What you say is possible, but doesn't seem too likely as I don't ever recall any report of a corrupt db on Linux, but before the F_FILESYNC change in Erlang we would see reports of corruptions on OS X due to power loss. Since the change, we've had no reports of corrupt databases on OS X or Linux.

I don't think anyone else sees update performance that slow (I'm assuming these are fairly small documents?), I'd guess there is something particular about your setups. Since it involves update speed it wouldn't be the javascript engine. It's possible it's the openssl interface, I've seen instances of wacked openssl installs that slowed down Erlang but didn't crash it.

-Damien


On Jan 4, 2009, at 1:35 PM, Geir Magnusson Jr. wrote:

I'm suspicious.

On an m1.small instance running 32-bit ubuntu 8 on ec2 running trunk, I can get 85 inserts per second with the client running on same slice, so no network hop. it's a single core instance, but I'm not sure that would matter too much (i'll try later).

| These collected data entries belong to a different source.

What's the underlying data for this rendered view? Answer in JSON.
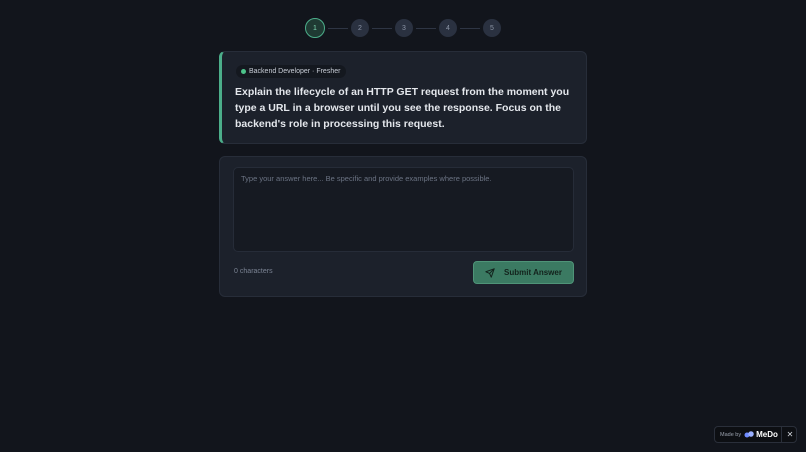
{
  "stepper": {
    "steps": [
      "1",
      "2",
      "3",
      "4",
      "5"
    ],
    "active_step": 1
  },
  "question": {
    "badge": "Backend Developer · Fresher",
    "text": "Explain the lifecycle of an HTTP GET request from the moment you type a URL in a browser until you see the response. Focus on the backend's role in processing this request."
  },
  "answer": {
    "placeholder": "Type your answer here... Be specific and provide examples where possible.",
    "value": "",
    "char_count": "0",
    "char_label": "characters",
    "submit_label": "Submit Answer"
  },
  "made_by": {
    "prefix": "Made by",
    "brand": "MeDo",
    "close": "✕"
  },
  "colors": {
    "background": "#12151c",
    "card": "#1c212b",
    "accent": "#4cae8a",
    "button": "#3b7a62"
  },
  "icons": {
    "submit": "send-icon",
    "badge": "status-dot",
    "logo": "medo-logo-icon",
    "close": "close-icon"
  }
}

Now, this makes me wonder... the fsync() in linux isn't doing what F_FILESYNC does in OS X presumably.... in which case what you think is being done for you to work around the lack of an "off switch" in the erlang VM isn't actually being done, and since no one seems to have noticed, does it really matter? :)

To be fair, I'm going to try a better experiment on linux w/ more cores and more clients...

geir


On Jan 4, 2009, at 12:45 PM, Jan Lehnardt wrote:


On 4 Jan 2009, at 14:09, Geir Magnusson Jr. wrote:

2) Is anyone using CouchDB in a manner that really requires this level of data security? I appreciate having the *option* to turn on a mode like this, but I don't think I need it all the time. I can use RAID systems that give me battery-backed cache, or I can make the design decision that I am happy to lose X seconds of data in a tradeoff (e.g. do the deep fnctl() every X seconds.....)

Everybody. CouchDB doesn't have an `off`-switch. You just terminate
the Erlang VM. Without this design, this wouldn't be possible. There
has been no discussion about optionally making different trade-offs
for speed and against data integrity, but this is not off-the-map.